We stumbled across the Rosetta Stone first. The crowd around it gave me flashbacks to seeing the Mona Lisa in Paris.
I patiently waited until I could get my picture (below), but it was tough because I’m not known for being patient!
The Rosetta Stone was acquired by the museum in 1802. It has been dated to 196 BC. The stone is actually a fragment of the original larger stele (a simple definition of stele is a stone or wooden slab, taller than it is wide, with writing on it). It weighs 1680 pounds. It was found in Egypt in 1799 by a Lieutenant in Napolean’s army. Likely it ended up where it was found because over time old stones from abandoned temples were often re-used in other ways. After the British defeated Napoleon in Egypt, they took control of all archeological finds as part of the surrender. It is possible that the stone wasn’t actually officially handed over, but perhaps spirited away by a British officer.
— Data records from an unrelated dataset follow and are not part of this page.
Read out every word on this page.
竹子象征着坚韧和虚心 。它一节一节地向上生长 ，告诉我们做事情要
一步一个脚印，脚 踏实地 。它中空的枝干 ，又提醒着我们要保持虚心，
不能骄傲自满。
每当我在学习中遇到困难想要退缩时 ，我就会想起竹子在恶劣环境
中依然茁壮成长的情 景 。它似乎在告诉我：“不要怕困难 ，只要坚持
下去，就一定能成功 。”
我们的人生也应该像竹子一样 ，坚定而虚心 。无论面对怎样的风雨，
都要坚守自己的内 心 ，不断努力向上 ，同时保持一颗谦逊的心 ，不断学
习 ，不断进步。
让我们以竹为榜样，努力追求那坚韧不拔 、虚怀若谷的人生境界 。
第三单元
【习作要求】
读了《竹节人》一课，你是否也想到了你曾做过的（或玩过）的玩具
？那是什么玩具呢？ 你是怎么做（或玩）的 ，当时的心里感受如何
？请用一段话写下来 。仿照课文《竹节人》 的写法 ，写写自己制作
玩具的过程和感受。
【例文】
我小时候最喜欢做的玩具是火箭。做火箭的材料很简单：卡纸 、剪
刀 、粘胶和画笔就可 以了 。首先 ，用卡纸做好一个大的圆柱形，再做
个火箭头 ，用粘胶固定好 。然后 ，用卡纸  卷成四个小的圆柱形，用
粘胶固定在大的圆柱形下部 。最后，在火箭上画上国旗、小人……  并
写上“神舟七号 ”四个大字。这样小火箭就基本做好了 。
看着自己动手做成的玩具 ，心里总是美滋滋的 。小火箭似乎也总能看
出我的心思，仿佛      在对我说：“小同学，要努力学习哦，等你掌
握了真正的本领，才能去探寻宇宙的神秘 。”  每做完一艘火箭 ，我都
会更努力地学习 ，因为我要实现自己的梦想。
The excitement about the stone is that in the time of Ptolomy V in Egypt, a proclamation was made declaring the divine cult of the new ruler. The proclamation was written on the stele in 3 languages: hieroglyphics, Demotic (which was a form of Egyptian script of the time) and Greek. Having the Greek and Demotic versions to compare against the hieroglyphics provided scholars with a key for deciphering hieroglyphics in general. That’s the basics –there’s more about it on line if you Google.
Next we located what I’ve always thought were known as the Elgin Marbles (after the Earl of Elgin who brought them to England) but I noticed that the museum calls them the Parthenon Marbles. It is quite a display. There are about 135 sections that were originally part of the Parthenon in Athens, Greece.
The Parthenon was dedicated to Athena and was completed in 432 BC. It remained in use for about 1,000 years. Unfortunately, history happened and different groups gained control of Greece over time. In 1458 the temple was turned into a mosque. The real tragedy happened in 1687 when the Ottomans were storing gun powder in the temple, which they were using as a barracks. The powder stores were accidentally blown up by the Venetians who were fighting the Ottomans at the time. This explosion knocked the friezes off the building –and they were left lying on the grounds of the temple with varying degrees of damage. Over the years, some of the broken pieces were either used in building new structures or carted away by “tourists” (such as they were in those times). In 1799, Lord Elgin was named the English ambassador to Constantinople and was keenly interested in architecture. He obtained permission from the Ottomans to remove (for preservation) many of the friezes. For some reason he wasn’t allowed to take all of them. Plaster casts were made of the ones he left behind. At first he kept them in a private collection, but ended up turning them over to the British Museum in 1816. There is controversy over these friezes because Greece wants them back. So far, the British Museum has politely declined their requests. So you could say that this is how Greece lost it’s marbles? (I promise I’m not quitting my day job in favor of a comedy career.)
After seeing the Marbles, we went in search of mummies. We saw a nice display of Egyptian artifacts and one or two mummies.
By then we’d both had enough of the crowds, so we agreed it was time to go. I saw a factoid that the British Museum attracts 4.6 million visitors a year –and I’m convinced that they achieved a new record for 2019 in one day -today !
As we were heading back to the Underground station to start the trip back to our hotel, we spotted the Museum Bar right across the street from the Museum and decided that it might be nice to sit down and have some lunch. It was a quaint looking British pub and we enjoyed just taking some time to chill out and have a bite to eat.
After that –we headed back to our hotel to get some peace and quiet!